On Thursday, the IS branch in Libya issued a statement saying the pair, who went missing there in early September, had been executed because they had "sowed corruption in the land."

But echoing official statements, the head of the National Syndicate of Tunisian Journalists, Neji Bghouri, said the "news has still not been confirmed" and called on the government to uncover the truth.

"We chose to be journalists, and we know it is difficult.

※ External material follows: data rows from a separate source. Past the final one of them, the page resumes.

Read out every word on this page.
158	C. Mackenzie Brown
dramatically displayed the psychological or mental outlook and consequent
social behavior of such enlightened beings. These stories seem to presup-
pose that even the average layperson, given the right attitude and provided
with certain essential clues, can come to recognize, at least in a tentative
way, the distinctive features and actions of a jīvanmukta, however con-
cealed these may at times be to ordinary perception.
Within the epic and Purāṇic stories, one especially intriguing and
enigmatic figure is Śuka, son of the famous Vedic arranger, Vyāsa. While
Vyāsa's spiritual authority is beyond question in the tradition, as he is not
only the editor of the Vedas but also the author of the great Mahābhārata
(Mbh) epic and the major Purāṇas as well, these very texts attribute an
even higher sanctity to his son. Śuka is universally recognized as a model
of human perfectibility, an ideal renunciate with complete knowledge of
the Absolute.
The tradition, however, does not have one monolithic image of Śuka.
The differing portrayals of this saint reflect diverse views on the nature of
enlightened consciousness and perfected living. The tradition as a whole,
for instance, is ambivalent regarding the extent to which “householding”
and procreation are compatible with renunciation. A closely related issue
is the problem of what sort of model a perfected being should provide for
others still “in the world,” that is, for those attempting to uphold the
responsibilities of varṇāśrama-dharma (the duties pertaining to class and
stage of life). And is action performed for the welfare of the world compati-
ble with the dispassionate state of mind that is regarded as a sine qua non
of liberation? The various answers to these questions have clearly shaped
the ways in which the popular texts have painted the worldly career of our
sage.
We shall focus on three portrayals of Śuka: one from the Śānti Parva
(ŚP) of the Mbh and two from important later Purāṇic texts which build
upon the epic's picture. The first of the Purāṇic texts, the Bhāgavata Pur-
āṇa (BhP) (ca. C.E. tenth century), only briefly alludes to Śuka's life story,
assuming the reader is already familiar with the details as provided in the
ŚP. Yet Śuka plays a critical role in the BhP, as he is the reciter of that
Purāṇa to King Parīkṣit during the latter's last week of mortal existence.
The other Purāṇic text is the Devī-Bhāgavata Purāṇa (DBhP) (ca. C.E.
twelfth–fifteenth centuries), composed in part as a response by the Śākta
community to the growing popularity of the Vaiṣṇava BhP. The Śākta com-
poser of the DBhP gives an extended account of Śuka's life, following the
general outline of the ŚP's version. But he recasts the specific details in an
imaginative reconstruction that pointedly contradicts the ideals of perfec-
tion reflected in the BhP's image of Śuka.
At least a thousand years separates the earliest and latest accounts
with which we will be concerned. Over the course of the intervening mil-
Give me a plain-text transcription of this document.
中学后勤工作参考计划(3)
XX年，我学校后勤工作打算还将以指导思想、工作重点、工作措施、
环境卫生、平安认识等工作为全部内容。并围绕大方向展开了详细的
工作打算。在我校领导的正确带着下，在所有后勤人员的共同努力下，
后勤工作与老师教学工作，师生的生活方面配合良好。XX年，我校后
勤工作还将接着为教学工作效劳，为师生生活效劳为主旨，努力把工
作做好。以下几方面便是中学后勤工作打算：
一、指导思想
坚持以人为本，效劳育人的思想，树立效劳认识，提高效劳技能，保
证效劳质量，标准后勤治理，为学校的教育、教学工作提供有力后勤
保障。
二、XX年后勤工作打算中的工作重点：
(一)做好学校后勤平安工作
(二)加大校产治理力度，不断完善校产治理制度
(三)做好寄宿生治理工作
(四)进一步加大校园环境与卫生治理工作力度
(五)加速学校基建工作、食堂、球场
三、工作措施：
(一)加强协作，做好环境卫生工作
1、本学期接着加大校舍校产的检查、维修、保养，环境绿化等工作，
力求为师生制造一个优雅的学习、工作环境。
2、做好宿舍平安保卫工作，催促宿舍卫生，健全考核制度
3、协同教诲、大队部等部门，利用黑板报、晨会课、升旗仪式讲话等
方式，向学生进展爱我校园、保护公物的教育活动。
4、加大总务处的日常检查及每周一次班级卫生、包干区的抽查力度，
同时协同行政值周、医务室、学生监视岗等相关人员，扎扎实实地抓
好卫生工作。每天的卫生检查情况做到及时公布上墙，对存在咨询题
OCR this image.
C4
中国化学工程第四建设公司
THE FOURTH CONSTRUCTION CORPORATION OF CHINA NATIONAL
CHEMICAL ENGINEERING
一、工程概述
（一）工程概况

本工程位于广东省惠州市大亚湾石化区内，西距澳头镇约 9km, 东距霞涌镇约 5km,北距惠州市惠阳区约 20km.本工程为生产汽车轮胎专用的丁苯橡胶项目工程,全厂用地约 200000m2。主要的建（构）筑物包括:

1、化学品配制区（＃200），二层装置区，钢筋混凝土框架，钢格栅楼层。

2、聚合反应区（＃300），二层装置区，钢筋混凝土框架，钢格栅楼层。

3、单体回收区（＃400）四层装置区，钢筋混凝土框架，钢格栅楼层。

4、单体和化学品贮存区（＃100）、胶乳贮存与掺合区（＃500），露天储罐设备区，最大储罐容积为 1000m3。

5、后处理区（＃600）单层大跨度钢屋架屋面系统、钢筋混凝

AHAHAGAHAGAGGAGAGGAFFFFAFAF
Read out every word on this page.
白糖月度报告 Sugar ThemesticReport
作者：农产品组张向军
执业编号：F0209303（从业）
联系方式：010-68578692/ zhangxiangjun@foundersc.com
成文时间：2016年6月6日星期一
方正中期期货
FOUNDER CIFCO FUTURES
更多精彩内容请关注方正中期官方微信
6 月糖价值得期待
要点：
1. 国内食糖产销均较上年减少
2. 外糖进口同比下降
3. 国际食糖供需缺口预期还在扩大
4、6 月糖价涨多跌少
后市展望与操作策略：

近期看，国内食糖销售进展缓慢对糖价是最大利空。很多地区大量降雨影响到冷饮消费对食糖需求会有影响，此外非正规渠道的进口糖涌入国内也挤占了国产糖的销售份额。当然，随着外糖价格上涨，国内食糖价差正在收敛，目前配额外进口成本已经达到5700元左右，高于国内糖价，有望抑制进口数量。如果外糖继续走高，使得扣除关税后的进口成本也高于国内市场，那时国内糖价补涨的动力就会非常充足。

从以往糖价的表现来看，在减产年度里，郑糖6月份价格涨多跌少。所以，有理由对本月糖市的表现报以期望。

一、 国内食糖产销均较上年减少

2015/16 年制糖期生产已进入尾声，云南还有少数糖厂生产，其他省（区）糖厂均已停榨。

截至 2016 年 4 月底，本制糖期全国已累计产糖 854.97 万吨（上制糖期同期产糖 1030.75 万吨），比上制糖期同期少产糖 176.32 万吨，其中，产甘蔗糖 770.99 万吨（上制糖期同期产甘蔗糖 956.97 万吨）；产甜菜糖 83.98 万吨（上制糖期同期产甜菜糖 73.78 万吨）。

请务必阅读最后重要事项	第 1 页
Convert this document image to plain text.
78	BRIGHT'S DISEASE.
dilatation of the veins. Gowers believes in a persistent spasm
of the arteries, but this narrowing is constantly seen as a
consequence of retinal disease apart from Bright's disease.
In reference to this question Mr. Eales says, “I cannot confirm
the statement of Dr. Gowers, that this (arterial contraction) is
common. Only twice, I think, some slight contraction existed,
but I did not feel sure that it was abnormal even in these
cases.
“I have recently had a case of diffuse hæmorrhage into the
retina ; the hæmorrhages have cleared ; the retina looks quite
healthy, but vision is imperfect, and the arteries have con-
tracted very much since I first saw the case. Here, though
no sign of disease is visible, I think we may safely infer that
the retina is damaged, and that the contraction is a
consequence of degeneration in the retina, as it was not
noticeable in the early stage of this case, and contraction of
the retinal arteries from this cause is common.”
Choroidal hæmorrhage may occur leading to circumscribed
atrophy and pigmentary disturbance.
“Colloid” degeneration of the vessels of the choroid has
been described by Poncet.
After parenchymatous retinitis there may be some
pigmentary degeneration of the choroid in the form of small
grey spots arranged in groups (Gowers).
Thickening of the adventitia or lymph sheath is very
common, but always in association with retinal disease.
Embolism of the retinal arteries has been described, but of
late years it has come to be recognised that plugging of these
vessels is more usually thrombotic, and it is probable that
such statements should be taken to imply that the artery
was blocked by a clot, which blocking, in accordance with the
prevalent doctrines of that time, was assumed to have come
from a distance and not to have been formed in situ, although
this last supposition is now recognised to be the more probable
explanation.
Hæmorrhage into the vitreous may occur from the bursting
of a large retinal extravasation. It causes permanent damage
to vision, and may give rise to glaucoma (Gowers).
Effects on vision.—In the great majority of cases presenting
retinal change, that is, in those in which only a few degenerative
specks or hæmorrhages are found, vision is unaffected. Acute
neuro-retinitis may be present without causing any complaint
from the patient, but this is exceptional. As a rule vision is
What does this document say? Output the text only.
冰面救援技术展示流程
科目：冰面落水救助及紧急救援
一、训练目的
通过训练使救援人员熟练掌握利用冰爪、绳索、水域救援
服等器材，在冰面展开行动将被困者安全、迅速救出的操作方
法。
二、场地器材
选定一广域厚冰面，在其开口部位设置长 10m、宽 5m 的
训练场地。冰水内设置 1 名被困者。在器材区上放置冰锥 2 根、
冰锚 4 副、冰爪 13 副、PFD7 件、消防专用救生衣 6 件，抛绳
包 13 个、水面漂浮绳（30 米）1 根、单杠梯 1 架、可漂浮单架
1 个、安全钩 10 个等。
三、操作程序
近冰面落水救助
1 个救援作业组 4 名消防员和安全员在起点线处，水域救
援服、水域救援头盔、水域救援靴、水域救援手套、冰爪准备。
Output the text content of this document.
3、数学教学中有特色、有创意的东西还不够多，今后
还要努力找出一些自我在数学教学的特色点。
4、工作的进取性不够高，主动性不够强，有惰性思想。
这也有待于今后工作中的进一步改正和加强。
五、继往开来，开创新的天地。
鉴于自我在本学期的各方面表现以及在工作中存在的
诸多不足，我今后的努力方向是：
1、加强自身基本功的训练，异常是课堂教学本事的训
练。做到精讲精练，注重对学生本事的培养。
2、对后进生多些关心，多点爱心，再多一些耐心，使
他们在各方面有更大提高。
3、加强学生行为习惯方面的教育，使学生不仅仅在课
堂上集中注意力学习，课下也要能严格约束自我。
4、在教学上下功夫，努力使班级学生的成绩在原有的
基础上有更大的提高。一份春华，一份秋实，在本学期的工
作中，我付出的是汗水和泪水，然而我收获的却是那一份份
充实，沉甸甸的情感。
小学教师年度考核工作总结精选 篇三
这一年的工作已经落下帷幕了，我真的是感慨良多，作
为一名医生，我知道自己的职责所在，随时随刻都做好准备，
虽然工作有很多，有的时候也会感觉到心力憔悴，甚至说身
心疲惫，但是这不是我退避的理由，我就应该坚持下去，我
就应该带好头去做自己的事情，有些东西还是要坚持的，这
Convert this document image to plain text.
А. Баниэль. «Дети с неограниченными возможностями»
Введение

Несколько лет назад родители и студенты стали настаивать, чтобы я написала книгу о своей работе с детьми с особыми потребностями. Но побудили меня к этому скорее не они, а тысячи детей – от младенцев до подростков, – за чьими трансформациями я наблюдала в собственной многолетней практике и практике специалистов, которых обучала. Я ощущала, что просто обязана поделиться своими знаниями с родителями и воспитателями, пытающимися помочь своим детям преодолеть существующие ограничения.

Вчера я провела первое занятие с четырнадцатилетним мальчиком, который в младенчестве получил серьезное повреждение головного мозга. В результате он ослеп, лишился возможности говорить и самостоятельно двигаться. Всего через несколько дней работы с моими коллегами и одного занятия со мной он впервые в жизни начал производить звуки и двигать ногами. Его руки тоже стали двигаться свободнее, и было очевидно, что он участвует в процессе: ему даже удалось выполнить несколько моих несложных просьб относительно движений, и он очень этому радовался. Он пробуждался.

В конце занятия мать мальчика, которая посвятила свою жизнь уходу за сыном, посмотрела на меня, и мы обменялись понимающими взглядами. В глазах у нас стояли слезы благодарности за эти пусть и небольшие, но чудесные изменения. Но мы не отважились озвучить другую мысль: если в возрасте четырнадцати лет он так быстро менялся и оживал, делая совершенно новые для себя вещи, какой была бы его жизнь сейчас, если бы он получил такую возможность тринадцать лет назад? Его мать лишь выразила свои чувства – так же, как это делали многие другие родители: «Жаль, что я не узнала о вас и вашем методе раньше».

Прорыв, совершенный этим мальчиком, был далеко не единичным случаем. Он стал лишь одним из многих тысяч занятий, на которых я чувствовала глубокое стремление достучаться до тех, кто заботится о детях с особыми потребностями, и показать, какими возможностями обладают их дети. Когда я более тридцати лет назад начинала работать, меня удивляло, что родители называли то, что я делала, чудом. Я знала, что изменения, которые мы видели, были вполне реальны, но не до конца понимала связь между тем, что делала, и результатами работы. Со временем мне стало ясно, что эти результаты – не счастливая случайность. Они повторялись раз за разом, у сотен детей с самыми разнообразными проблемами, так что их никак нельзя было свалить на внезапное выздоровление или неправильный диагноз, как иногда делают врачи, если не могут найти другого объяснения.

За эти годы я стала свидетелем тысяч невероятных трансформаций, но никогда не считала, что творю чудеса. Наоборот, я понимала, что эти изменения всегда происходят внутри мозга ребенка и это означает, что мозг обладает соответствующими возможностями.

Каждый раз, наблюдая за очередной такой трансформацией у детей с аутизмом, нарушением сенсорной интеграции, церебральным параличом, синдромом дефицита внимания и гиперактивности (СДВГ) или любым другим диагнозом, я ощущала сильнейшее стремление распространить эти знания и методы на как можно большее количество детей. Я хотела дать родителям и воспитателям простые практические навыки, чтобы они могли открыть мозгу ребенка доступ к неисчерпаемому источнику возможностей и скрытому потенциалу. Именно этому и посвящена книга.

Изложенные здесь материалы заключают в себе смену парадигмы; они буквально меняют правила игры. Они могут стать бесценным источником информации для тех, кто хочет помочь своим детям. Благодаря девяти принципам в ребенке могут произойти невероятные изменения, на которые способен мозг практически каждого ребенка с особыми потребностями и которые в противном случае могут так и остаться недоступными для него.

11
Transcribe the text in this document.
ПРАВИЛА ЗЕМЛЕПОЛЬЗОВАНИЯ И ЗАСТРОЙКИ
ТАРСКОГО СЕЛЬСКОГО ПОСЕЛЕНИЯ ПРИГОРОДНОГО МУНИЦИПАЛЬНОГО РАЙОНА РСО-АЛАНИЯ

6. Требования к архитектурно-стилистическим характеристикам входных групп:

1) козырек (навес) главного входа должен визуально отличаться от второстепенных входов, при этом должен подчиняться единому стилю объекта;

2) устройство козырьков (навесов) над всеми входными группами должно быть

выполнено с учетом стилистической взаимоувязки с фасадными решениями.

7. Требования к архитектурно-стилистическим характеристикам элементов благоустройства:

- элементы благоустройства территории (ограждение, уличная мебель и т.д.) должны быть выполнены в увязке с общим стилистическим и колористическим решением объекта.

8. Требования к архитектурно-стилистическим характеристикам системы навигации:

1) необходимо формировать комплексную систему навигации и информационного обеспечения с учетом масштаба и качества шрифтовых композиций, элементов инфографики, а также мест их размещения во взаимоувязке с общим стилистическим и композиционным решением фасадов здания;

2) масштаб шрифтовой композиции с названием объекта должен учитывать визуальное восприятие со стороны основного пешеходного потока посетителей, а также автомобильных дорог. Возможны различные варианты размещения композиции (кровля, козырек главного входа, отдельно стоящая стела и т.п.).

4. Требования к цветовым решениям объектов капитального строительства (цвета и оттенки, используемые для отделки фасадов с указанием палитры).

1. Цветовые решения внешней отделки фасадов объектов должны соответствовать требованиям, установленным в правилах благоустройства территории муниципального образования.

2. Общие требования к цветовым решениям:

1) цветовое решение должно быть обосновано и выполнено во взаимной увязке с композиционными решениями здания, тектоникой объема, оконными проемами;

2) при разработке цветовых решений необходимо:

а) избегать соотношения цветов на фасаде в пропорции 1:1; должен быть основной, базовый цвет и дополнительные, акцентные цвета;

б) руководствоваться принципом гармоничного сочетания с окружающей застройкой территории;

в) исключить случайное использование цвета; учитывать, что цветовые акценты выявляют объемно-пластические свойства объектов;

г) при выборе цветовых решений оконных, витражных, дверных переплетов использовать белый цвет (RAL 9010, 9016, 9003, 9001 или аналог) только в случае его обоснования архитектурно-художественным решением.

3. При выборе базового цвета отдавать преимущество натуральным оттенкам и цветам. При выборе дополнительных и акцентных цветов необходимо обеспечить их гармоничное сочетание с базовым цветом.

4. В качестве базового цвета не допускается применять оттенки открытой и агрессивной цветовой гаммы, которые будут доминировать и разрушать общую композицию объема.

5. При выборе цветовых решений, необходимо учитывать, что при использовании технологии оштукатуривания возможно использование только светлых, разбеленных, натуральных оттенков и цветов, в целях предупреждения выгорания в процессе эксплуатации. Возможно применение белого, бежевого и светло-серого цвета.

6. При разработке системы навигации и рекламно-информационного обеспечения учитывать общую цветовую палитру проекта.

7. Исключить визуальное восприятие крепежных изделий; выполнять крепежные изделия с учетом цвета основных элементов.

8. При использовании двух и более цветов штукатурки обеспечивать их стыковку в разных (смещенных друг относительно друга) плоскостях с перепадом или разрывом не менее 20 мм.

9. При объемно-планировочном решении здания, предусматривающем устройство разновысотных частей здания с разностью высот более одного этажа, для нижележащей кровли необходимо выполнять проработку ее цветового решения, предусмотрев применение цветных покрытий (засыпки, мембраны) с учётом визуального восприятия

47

We have chosen freedom and we will carry on," he said.

Sami Ktari, father of one of the two, called on the authorities to "take the matter seriously."

Newly elected President Beji Caid Essebsi met the families of the two men Friday but has not made any public statement about the case.

But Foreign Minister Mongi Hamdi said the authorities are following the case "minute by minute."

Until such time as the claim of their deaths is confirmed, he said "we hope that they are false."

Hamdi expressed frustration Thursday over failed efforts to secure the two men's release, saying "we do not know who kidnapped them, why they kidnapped them or where they are."

Chourabi, an investigative journalist and blogger who was active during Tunisia's 2011 revolution, and Ktari, a photographer, went missing in the Ajdabiya district of eastern Libya on September 8.

Libya has been engulfed by chaos since the 2011 NATO-backed uprising that toppled and killed veteran dictator Moamer Kadhafi, with two rival governments and a host of militias now vying for territory.

IS has seized swathes of Iraq and Syria, declaring a "caliphate" and committing widespread atrocities, including the beheading of Western hostages.